- Born: 2 June 1989 (age 37) London, England
- Education: Loughborough University
- Website: www.pollynor.com

= Polly Nor =

English artist (born 1989)

Polly Nor (born 2 June 1989 in London, England) is a London based multidisciplinary and contemporary freelance surrealist artist who draws "women and their demons". Her art mainly focuses on the themes of female identity, self-esteem in the 21st century and the portrayal of women in their bedrooms. Nor states that she is inspired by her own experiences as a woman; her struggles with depression, technology, and the societal pressures to meet the expectations of the average, modern-day woman. She works in a multitude of mediums, including print and sculpture, to create her unconventional style.

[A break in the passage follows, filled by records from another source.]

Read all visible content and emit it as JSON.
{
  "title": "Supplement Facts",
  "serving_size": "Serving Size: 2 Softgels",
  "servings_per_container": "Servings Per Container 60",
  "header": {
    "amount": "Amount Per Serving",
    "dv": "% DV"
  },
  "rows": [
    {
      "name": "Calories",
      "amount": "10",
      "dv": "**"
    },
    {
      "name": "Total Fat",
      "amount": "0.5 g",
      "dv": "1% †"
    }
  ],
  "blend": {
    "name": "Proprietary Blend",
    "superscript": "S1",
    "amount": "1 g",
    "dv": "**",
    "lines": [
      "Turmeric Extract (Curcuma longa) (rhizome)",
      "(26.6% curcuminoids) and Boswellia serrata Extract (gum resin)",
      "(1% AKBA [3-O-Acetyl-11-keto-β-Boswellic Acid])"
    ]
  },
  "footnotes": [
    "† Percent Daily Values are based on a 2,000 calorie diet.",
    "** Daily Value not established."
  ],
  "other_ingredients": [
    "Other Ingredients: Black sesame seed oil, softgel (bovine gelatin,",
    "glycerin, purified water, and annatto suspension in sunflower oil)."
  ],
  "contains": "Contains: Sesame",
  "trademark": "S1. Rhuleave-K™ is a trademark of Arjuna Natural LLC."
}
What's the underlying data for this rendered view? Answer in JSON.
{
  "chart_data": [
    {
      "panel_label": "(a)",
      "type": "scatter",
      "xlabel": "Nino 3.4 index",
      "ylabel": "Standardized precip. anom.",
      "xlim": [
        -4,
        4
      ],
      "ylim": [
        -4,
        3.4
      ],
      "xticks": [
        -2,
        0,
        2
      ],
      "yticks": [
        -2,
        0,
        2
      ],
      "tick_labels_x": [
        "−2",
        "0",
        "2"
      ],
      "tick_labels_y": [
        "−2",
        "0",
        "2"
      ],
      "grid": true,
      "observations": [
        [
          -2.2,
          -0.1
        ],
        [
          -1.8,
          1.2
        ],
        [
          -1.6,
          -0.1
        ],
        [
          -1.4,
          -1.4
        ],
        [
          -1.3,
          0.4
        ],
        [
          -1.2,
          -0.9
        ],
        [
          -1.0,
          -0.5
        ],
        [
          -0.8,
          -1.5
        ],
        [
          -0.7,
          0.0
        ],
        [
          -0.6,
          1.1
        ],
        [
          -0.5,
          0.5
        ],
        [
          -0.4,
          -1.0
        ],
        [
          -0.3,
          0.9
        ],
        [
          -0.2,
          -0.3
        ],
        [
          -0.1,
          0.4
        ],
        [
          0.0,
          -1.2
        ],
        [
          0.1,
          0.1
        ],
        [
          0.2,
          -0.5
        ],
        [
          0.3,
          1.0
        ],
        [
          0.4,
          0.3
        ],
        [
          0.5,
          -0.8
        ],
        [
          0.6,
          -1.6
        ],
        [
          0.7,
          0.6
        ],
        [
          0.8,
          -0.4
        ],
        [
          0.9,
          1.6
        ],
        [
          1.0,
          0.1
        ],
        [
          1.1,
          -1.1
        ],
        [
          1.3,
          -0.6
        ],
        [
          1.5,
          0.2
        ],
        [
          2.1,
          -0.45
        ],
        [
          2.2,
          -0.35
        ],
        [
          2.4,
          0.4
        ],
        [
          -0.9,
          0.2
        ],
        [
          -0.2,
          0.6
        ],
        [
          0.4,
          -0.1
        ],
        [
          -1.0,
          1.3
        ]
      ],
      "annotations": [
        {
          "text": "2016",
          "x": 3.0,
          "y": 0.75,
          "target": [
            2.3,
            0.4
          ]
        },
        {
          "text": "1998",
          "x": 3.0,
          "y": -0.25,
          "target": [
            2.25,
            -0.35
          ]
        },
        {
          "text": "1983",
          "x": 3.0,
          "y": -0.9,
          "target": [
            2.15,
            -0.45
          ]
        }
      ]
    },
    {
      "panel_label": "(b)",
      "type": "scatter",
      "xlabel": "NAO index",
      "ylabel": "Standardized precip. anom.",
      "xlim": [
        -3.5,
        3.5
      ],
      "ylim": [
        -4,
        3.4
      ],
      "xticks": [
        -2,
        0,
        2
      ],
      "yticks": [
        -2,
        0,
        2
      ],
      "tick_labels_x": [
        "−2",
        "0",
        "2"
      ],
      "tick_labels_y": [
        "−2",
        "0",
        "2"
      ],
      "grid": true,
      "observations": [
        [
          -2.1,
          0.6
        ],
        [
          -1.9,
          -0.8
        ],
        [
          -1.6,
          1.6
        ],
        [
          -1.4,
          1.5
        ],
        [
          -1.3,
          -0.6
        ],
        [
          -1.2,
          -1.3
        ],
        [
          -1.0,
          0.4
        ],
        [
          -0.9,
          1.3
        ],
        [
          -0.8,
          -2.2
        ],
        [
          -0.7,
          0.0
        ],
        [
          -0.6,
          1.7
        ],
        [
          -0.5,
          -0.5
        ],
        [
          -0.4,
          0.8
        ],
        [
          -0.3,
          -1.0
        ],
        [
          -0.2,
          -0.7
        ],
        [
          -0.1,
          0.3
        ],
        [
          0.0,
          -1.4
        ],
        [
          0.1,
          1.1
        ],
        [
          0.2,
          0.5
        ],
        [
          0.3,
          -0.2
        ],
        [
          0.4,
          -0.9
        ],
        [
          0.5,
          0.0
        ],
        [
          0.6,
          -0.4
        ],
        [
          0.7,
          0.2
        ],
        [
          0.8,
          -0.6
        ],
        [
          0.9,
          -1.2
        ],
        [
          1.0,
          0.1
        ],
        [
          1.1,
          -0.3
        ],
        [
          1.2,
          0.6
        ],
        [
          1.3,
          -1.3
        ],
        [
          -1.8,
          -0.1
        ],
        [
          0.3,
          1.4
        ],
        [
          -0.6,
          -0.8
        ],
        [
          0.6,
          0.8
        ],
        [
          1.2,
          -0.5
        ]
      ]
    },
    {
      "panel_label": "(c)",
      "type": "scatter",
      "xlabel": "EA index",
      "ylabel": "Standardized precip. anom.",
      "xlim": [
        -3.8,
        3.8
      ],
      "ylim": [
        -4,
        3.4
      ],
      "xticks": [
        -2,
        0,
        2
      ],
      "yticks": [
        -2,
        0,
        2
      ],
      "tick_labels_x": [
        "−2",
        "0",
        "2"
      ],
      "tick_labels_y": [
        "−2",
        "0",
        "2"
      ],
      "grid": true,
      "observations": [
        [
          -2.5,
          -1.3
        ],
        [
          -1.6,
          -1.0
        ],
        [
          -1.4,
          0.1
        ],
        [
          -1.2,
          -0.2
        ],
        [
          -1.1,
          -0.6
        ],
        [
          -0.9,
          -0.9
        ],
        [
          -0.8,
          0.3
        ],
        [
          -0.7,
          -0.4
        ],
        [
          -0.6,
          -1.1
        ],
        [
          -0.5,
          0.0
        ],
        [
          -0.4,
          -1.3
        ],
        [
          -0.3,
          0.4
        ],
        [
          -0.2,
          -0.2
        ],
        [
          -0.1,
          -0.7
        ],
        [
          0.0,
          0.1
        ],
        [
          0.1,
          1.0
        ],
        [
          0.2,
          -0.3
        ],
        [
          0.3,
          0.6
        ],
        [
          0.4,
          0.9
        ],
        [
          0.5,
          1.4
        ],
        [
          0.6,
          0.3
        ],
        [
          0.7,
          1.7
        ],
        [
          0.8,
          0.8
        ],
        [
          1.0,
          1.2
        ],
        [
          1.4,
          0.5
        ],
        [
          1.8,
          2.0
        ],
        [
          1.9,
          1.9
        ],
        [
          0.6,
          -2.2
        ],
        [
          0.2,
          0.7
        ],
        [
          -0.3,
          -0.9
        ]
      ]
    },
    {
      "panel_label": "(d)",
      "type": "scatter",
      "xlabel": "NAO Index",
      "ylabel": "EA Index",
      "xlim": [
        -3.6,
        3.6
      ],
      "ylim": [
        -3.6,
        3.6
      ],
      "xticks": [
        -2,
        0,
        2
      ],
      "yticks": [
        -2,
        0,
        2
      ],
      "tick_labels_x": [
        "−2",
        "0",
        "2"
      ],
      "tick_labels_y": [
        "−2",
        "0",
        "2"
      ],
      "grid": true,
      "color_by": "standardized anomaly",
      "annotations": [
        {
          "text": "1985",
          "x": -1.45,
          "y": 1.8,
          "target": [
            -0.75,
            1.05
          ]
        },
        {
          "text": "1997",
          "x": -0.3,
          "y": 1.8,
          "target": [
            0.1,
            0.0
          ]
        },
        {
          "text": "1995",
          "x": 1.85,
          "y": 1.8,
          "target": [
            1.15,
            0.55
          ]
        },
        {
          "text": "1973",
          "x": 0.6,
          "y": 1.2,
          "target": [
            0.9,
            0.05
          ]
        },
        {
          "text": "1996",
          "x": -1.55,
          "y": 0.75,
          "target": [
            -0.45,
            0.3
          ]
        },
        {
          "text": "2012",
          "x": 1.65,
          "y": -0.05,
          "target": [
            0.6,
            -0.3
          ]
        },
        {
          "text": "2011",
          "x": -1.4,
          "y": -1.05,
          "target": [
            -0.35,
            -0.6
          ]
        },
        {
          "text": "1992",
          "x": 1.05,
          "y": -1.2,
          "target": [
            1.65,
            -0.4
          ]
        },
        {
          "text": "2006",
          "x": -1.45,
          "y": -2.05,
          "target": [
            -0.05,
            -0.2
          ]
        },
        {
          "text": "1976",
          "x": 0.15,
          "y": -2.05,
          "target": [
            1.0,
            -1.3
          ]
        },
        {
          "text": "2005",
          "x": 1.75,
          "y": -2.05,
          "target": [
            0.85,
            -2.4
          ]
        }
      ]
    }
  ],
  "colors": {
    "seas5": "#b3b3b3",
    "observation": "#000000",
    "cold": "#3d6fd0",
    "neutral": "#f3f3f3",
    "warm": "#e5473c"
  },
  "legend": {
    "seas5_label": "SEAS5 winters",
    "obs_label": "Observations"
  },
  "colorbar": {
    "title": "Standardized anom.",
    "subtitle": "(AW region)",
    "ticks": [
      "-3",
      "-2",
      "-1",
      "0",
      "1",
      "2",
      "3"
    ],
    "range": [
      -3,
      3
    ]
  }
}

She grew up drawing and received a degree in illustration from Loughborough University.

== Career ==
According to Niloufar Haidari, Nor's satirical and humorous look into female sexuality and its demons led to her rise in popularity. Her art has become famous on social media and she has worked with Gucci, Andy Baker and Chelou for the music video "Halfway to Nowhere", Dazed, Dr Martens, and Complex magazine. She was also a guest speaker for The Apple Store hosted by Dazed in 2016. In 2017, Nor was working on illustrating a book for Bloomsbury Publishing and had an exhibition through Red Bull Studios London.

== Works ==
Nor initially became popular online, and her work has been shown in multiple art galleries. As a part of the Association of Illustrators, she has produced various shows including "Sorry Grandma: An Exhibition of Obscene Illustrations" at 71a Gallery in 2015 and "It's Called Art Mum, Look it Up" and "Airing My Dirty Laundry In Public" at Protein Studios in 2017 and 2018, respectively. While most of her shows take place in London, she has shown her work at the "NSFW: The Female Gaze" exhibit at the Museum of Sex in New York City. Her artwork often references pop culture and per Haidari, is considered a modern-day take of the Lowbrow art movement.

Nor says her work, especially her common theme "women in devil suits", is "about growing up: feeling the pressure to look a certain way, or to put this face on for the rest of the world, but lots of people read into it in different ways".